Сирень была столетняя, дворянская: кисти цветов негустые и голубоватые, а ствол такой, что топор еле берет. Я её всю вырубил, а за ней — берёзовая роща. Я срубил и рощу, а за рощей — овраг. Из оврага мне уж ничего и не видно, кроме собственного дома: он теперь стоит, открытый всем ветрам и бурям. Если подкопаться под него, он упадёт и накроет меня собой.

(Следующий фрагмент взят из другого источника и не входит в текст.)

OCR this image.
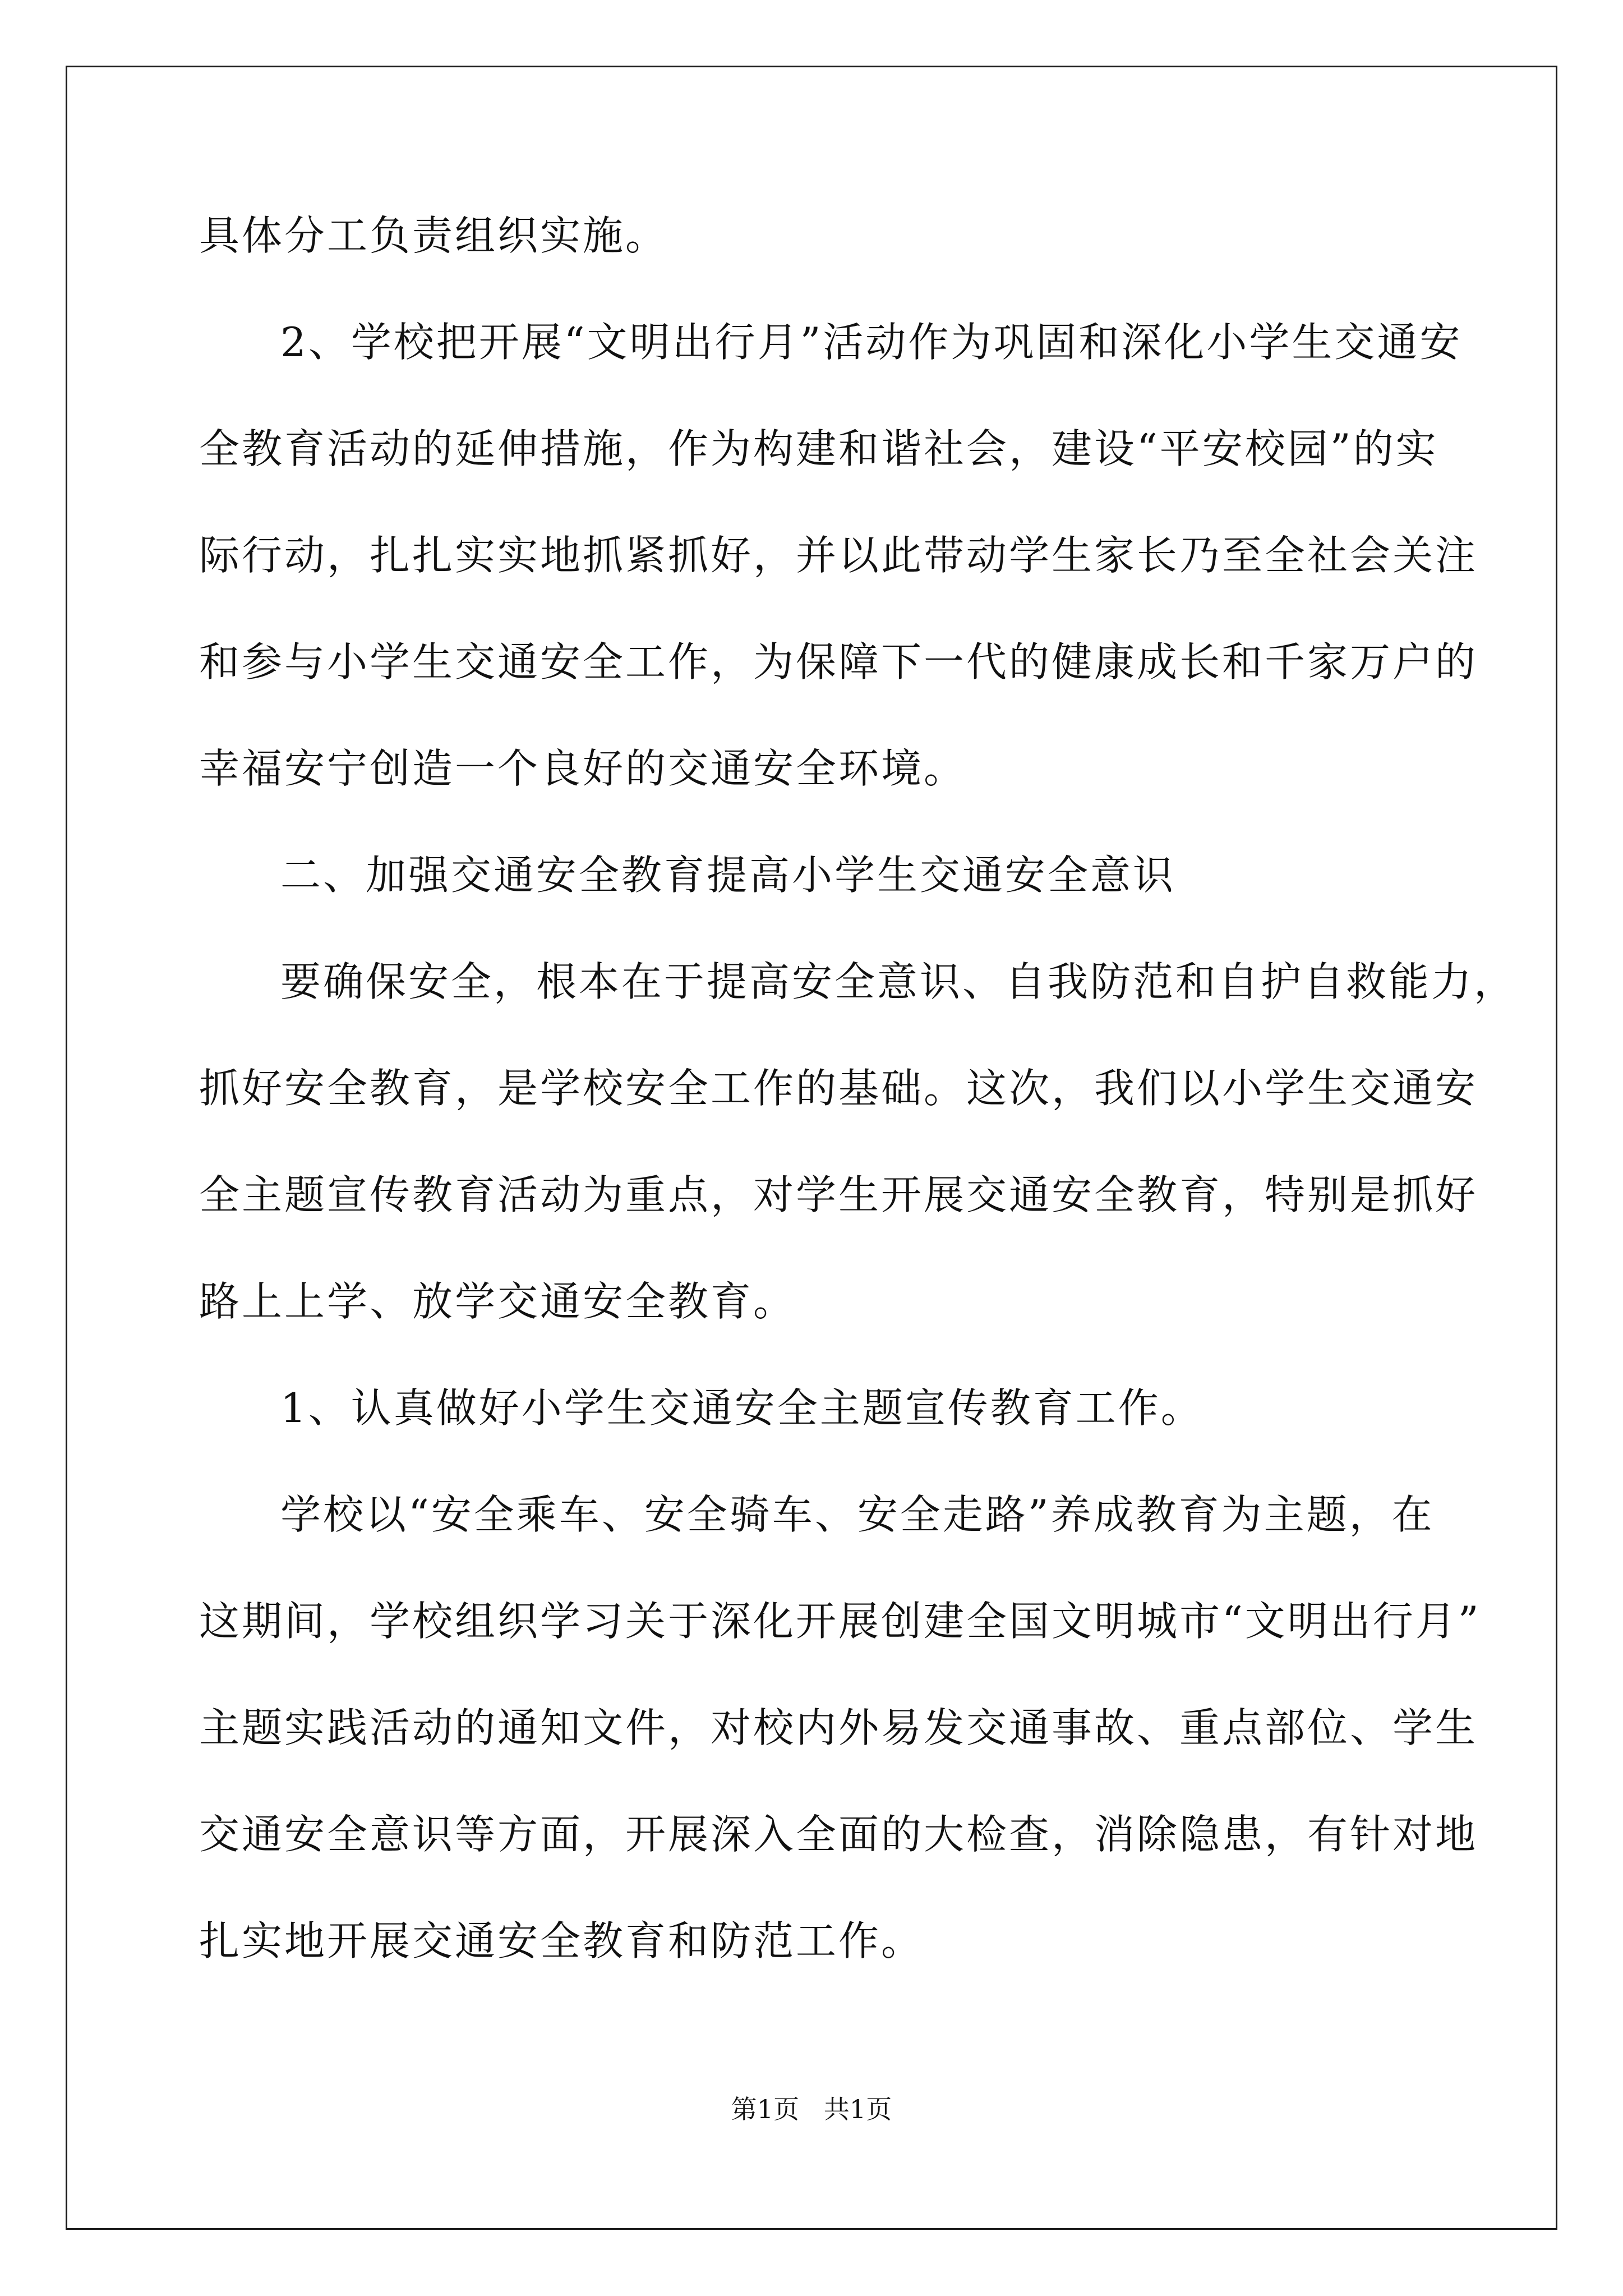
具体分工负责组织实施。
2、学校把开展“文明出行月”活动作为巩固和深化小学生交通安
全教育活动的延伸措施，作为构建和谐社会，建设“平安校园”的实
际行动，扎扎实实地抓紧抓好，并以此带动学生家长乃至全社会关注
和参与小学生交通安全工作，为保障下一代的健康成长和千家万户的
幸福安宁创造一个良好的交通安全环境。
二、加强交通安全教育提高小学生交通安全意识
要确保安全，根本在于提高安全意识、自我防范和自护自救能力，
抓好安全教育，是学校安全工作的基础。这次，我们以小学生交通安
全主题宣传教育活动为重点，对学生开展交通安全教育，特别是抓好
路上上学、放学交通安全教育。
1、认真做好小学生交通安全主题宣传教育工作。
学校以“安全乘车、安全骑车、安全走路”养成教育为主题，在
这期间，学校组织学习关于深化开展创建全国文明城市“文明出行月”
主题实践活动的通知文件，对校内外易发交通事故、重点部位、学生
交通安全意识等方面，开展深入全面的大检查，消除隐患，有针对地
扎实地开展交通安全教育和防范工作。
第1页   共1页
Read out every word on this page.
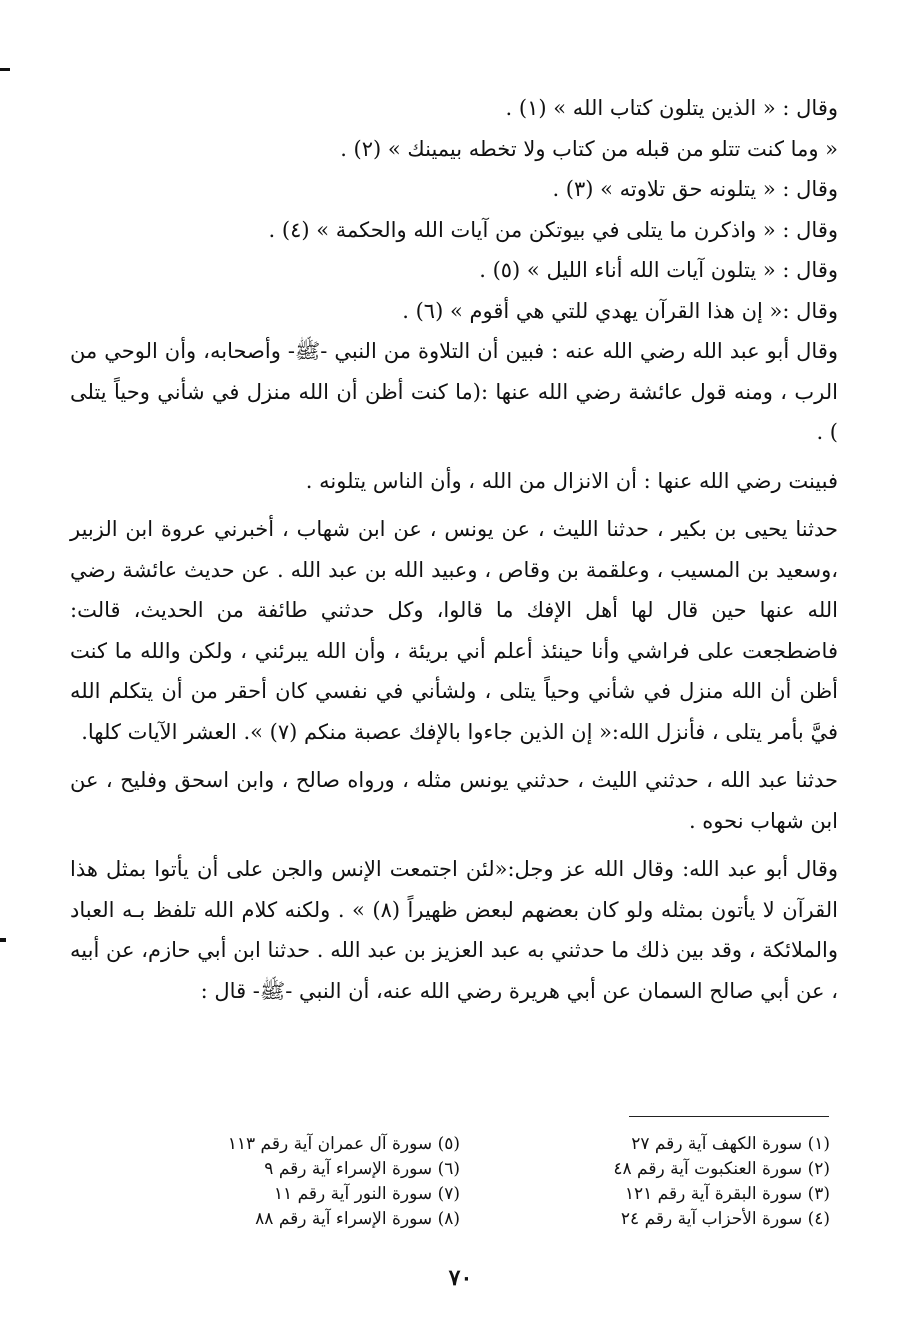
وقال : « الذين يتلون كتاب الله » (١) .

« وما كنت تتلو من قبله من كتاب ولا تخطه بيمينك » (٢) .

وقال : « يتلونه حق تلاوته » (٣) .

وقال : « واذكرن ما يتلى في بيوتكن من آيات الله والحكمة » (٤) .

وقال : « يتلون آيات الله أناء الليل » (٥) .

وقال :« إن هذا القرآن يهدي للتي هي أقوم » (٦) .

وقال أبو عبد الله رضي الله عنه : فبين أن التلاوة من النبي -ﷺ- وأصحابه، وأن الوحي من الرب ، ومنه قول عائشة رضي الله عنها :(ما كنت أظن أن الله منزل في شأني وحياً يتلى ) .

فبينت رضي الله عنها : أن الانزال من الله ، وأن الناس يتلونه .

حدثنا يحيى بن بكير ، حدثنا الليث ، عن يونس ، عن ابن شهاب ، أخبرني عروة ابن الزبير ،وسعيد بن المسيب ، وعلقمة بن وقاص ، وعبيد الله بن عبد الله . عن حديث عائشة رضي الله عنها حين قال لها أهل الإفك ما قالوا، وكل حدثني طائفة من الحديث، قالت: فاضطجعت على فراشي وأنا حينئذ أعلم أني بريئة ، وأن الله يبرئني ، ولكن والله ما كنت أظن أن الله منزل في شأني وحياً يتلى ، ولشأني في نفسي كان أحقر من أن يتكلم الله فيَّ بأمر يتلى ، فأنزل الله:« إن الذين جاءوا بالإفك عصبة منكم (٧) ». العشر الآيات كلها.

حدثنا عبد الله ، حدثني الليث ، حدثني يونس مثله ، ورواه صالح ، وابن اسحق وفليح ، عن ابن شهاب نحوه .

وقال أبو عبد الله: وقال الله عز وجل:«لئن اجتمعت الإنس والجن على أن يأتوا بمثل هذا القرآن لا يأتون بمثله ولو كان بعضهم لبعض ظهيراً (٨) » . ولكنه كلام الله تلفظ بـه العباد والملائكة ، وقد بين ذلك ما حدثني به عبد العزيز بن عبد الله . حدثنا ابن أبي حازم، عن أبيه ، عن أبي صالح السمان عن أبي هريرة رضي الله عنه، أن النبي -ﷺ- قال :

(١) سورة الكهف آية رقم ٢٧

(٢) سورة العنكبوت آية رقم ٤٨

(٣) سورة البقرة آية رقم ١٢١

(٤) سورة الأحزاب آية رقم ٢٤

(٥) سورة آل عمران آية رقم ١١٣

(٦) سورة الإسراء آية رقم ٩

(٧) سورة النور آية رقم ١١

(٨) سورة الإسراء آية رقم ٨٨

٧٠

Ну, дальше там появляется «политический», который всех мутит. Если вчитаться в этот текст… Я, кстати, наверное, дам завтра школьничкам. У меня есть один класс очень продвинутый, который многое читал. Какой сюжет? Сюжет какого романа здесь изложен? Ну, это же роман Владимира Сорокина, который так и называется «Роман», в абсолютно чистом виде: сначала поют мужики, а потом он берёт топор и начинает всё вокруг себя рубить. Конечно, Сорокин читал этот фрагмент. Вот это гениальное блоковское провидение о том, что народ, который так чудесно поёт, дальше начнёт разносить сифилис, а потом всё кончится вырубкой дворянской сирени.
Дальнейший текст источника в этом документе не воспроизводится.